The plan calls for, among other things, the construction of two repair facilities in Lordstown and Lorain. The problems related to the backlog of repairs to the Navy’s submarine force are well documented.

“Thirty-seven percent of the Navy's attack submarines are out of service because of a shortage of maintenance capability,” Bartlett said. “Reports from the Congressional Research Service, the Congressional Budget Office, the Congressional Armed Services Committees in both the House and the Senate, the reports from the Navy itself and the General Accountability Office all indicate that additional maintenance capacity and capability on an industrial basis are required.”

The Lorain plant would handle the repair, rebuilding and refurbishing of all the components of a sub being overhauled. They’d then be shipped to what’s called a kitting center in Lordstown, that’s where different but related items are packaged and shipped together. In this case, to a shipyard ahead of a sub’s overhaul.

“When a submarine pulls in for an overhaul before it even gets there, Lordstown will have developed a kit full of equipment and material, shipped it off by both rail and truck to the shipyard wherever it is,” Bartlett said

Thus cutting, they estimate 100 days off of repair time.

Now Bartlett had hoped to build a shipyard in Lorain where subs could physically be repaired, but he says the Navy nixed that idea.

“Due to the challenges of transiting through the St. Lawrence Seaway and the problem with ballasting ships for submergence in fresh water in the Great Lakes, the Navy elected to not do a shipyard in the Great Lakes, and we went back and have redone our plan,” Bartlett said

Still, Bartlett said the Lorain location will be looking at 500 to 1,000 new jobs to start with Lordstown in a range from three to 500. They’ve proposed the site for the new shipyard to be in Charleston, South Carolina, but it too will be staffed in part by Northeast Ohio workers.

“When we eventually get to the shipyard in South Carolina, we're actually going to develop and implement a rotational workforce approach where we'll train people at our Ohio facility and rotate them, kind of like an off-shore oil rig kind of job where you go to where the work is for a couple or three weeks, whatever it might be and then get an extended period of time off back where you live and we'll transport you back and forth and give you housing,” he said. “So while we can't bring the ships to the people, eventually, when we get to the shipyard, we're going to bring the people to the ships.”

“This is going to be a great employment opportunity for the people of Ohio and around the greater Great Lakes region,” Bartlett said.

Bartlett is confident this ball will soon get rolling.

“We think that within the next four to six weeks, we're going to be under contract, and that's because that will be the end of the fiscal year, and we think the money required for the first phase of our project is available in the current fiscal year that ends September 30. So we're hopeful that we will be under contract before September 30,” Bartlett said.

Once they’re under contract, he said they’ll begin the process of hiring and training workers.

“We're going to include 16 weeks of paid training for a group of 30 people during the first six months.

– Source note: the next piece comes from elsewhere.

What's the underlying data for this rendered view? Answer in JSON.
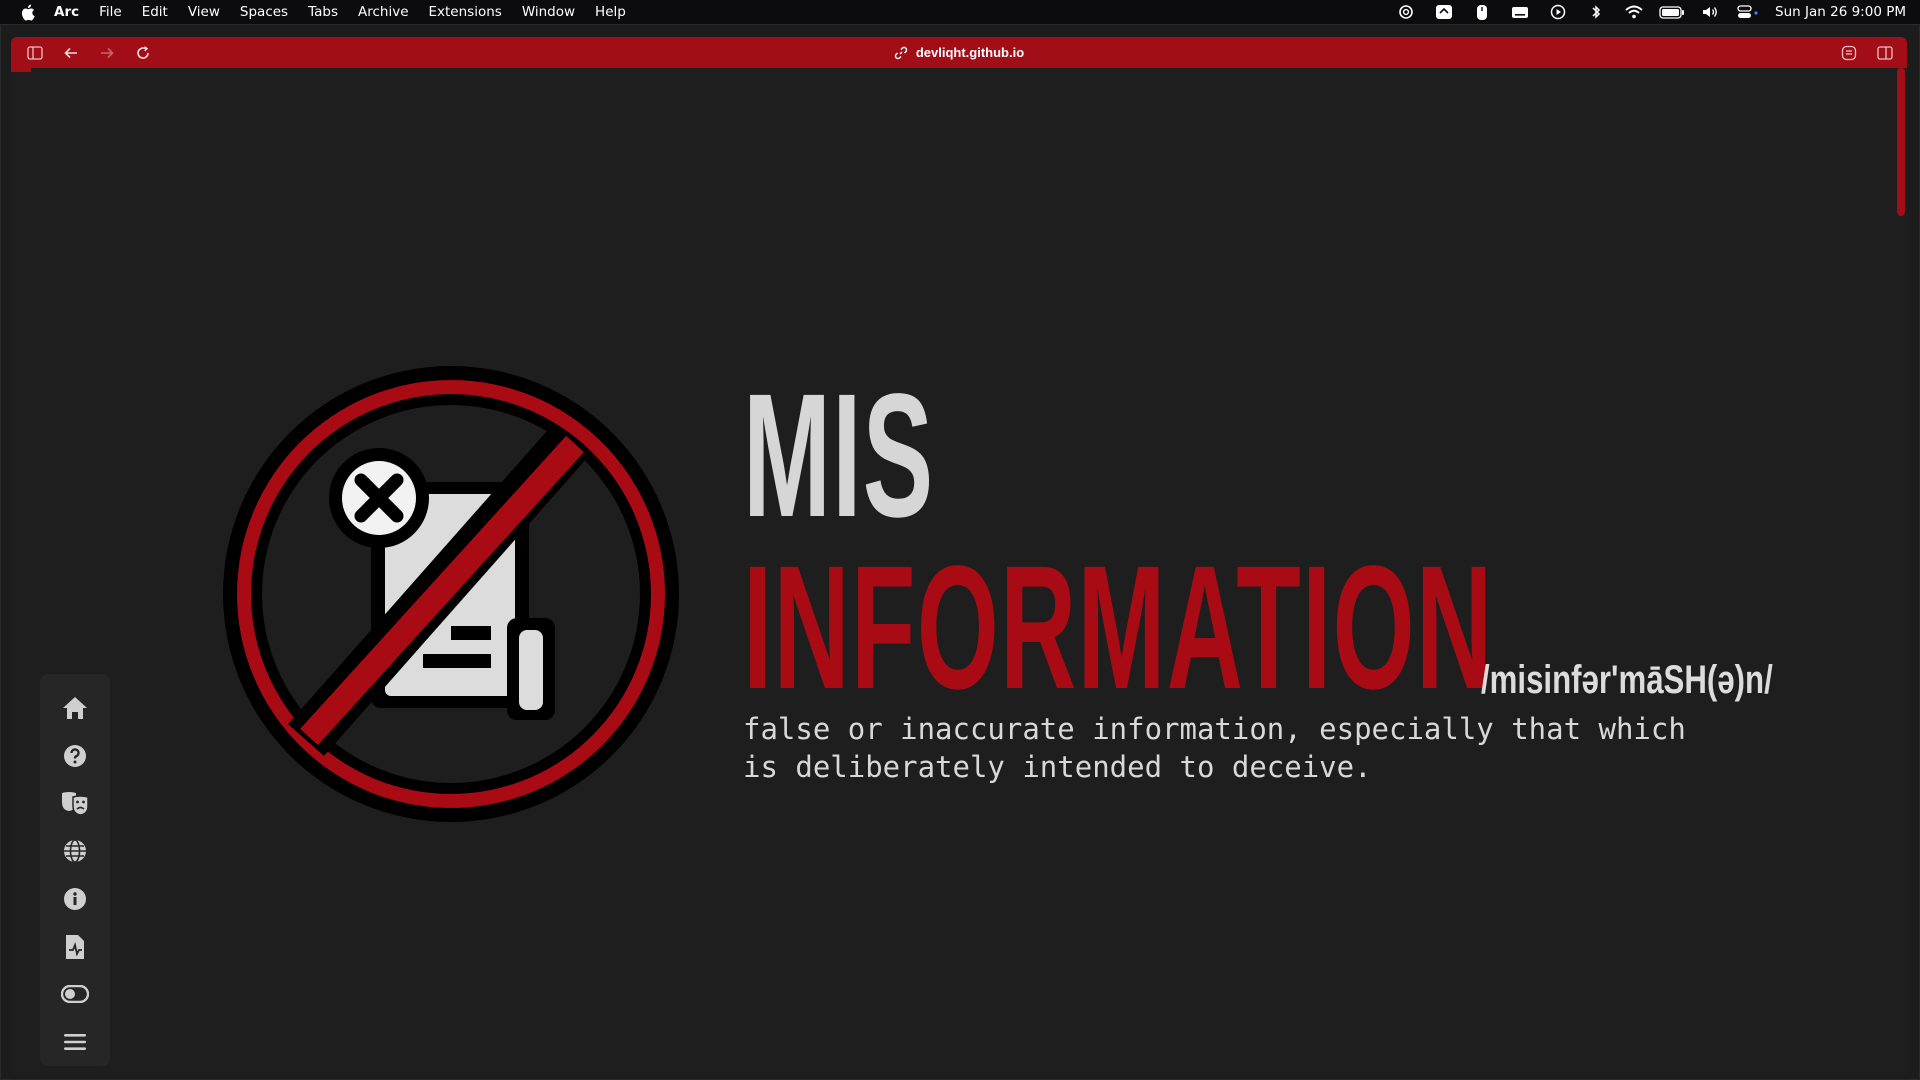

That training is in plan to start at Week 10 of our contract and be completed at Week 26 when we should complete the entire planning process," Bartlett said. "And then after Week 26, we have to wait three weeks because of a Federal law on how long the Navy has to wait before they actually do the contract that allows us to go to capital markets but in the seventh month, we expect then to be able to go to capital markets and break ground.”

Going to the capital markets because the Bartlett Plan helps the Navy get around the current concern about deficit spending in Washington.

“We will arrange the financing, we'll use the capital markets to do it, and then the Navy has the opportunity from us to do a so-called lease-purchase over a 30-year period when they would eventually then own the facilities," Bartlett said. "So it works out well for the Navy within the budget, works out well for the Federal government, and it gets our submarines the maintenance they require.”